Según el informe que estoy comentando, ya no se trata de profesionalizar, el asunto novedoso sugiere encaminarnos tras la excelencia docente, lo que no es más que la ambivalencia de una propuesta práctica de reforma entre los maestros que tenemos y los futuros héroes que se buscarían formar.
Nótese además la importancia de construir opinión pública alrededor de este nuevo consenso. Entre nosotros, los consensos tienen historia, así no sea de grata recordación los efectos del consenso de Washington. Consensos que en sus procedimientos suelen eliminar las diferencias, justamente lo contrario de lo que dicen buscar resolver: la inequidad.
En todo caso, se trata de una cierta concepción de la excelencia docente que, según sus fundamentos y sus justificaciones empíricas, tienen como objetivo y principio de racionalidad un interés económico. Lo que reactiva el negocio de la educación.
No es gratuito que universidades como los Andes y el Rosario tengan tanto interés por los asuntos de la educación, en particular de la formación de los docentes que la nueva excelencia requiere, o que la Universidad Nacional de Colombia haya reabierto un staff de educación después de haber cerrado, décadas atrás, el Departamento de Pedagogía.
Más allá de introducir el debate sobre si la excelencia docente se mediría en pruebas estandarizadas como Pisa –supuesto bastante cuestionable–, llamo la atención sobre la aparición de un tipo de racionalidad que sería intrínseca al individuo y al anhelo construido de educarse. Desde los fisiócratas las bondades del gobierno económico insisten en ver la educación de los miembros de una sociedad como un factor que produce riqueza.
No veo razón para rechazar este hechizo económico, a no ser los efectos derivables sobre ese grupo de maestros y facultades de educación que en este nuevo “compartir” quedarían avocados a la obsolescencia.
Toda esa monótona reiteración que clama por mejores resultados en las pruebas estandarizadas omiten los cuidados de quienes trabajan los enfoques comparados con mayor seriedad. Omitir diferencias entre las naciones y deducir explicaciones que no superan el más elemental sentido común resulta un procedimiento obtuso.
Un buen maestro en Colombia, con doctorado, que se queda en la escuela pública, no es lo mismo que un maestro con doctorado en Finlandia o Singapur. Presentar unas estadísticas entre naciones no constituye ni un estudio riguroso ni se aproxima a las exigencias de detalle de las disciplinas comparadas.

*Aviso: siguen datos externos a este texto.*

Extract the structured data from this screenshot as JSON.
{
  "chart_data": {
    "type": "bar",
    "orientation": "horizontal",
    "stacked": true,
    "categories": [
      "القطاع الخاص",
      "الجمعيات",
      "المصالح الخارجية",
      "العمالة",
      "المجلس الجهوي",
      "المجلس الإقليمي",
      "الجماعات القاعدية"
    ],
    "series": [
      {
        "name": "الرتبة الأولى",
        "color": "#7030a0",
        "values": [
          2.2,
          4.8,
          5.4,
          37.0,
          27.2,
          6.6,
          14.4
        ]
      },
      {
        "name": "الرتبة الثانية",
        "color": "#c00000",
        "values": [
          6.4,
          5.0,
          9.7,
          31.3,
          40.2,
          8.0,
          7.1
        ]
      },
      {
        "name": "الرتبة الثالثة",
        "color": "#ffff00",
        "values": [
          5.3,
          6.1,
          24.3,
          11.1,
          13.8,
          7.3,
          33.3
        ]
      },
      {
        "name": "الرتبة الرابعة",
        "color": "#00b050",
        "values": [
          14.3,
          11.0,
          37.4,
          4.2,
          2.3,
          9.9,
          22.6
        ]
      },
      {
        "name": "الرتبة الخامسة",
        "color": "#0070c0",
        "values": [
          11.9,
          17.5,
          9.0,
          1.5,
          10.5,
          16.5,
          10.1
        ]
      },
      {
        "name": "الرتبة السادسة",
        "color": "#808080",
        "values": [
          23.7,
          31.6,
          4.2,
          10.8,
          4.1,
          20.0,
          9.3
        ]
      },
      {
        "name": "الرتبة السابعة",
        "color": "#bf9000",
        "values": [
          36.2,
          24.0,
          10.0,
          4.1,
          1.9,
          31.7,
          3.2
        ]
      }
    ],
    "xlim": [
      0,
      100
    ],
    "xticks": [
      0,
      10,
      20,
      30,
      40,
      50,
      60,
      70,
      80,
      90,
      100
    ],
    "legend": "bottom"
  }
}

Pablo Gentili, doctor en educación de la Universidad de Buenos Aires, nos habla en uno de sus últimos artículos de Ha-Joon Chang, un importante economista de la Universidad de Cambridge quien explica cómo Corea comenzó sus ciclos de crecimiento y expansión económica cuando tenían aún sistemas escolares atrasados y muy bajos niveles educativos en buena parte de su población, ese sólo ejemplo sería suficiente para interrogar la obviedad de algunos estudios que suelen confundir causas con consecuencias.
Al igual que el encantamiento que produce el canto de las sirenas, Tras la excelencia docente, se inscribe en la lógica de los informes que convierten la desigualdad educativa en un problema de gestión. Imaginen la sorpresa de don Pedro Gómez ante un asunto que bien puede funcionar al contrario: una mejor distribución del desarrollo económico nos podría llevar a un más alto nivel educativo; reduzcamos la inequidad y casi con seguridad mejoraremos la educación, pero no al revés, la culpa no es solo de los maestros.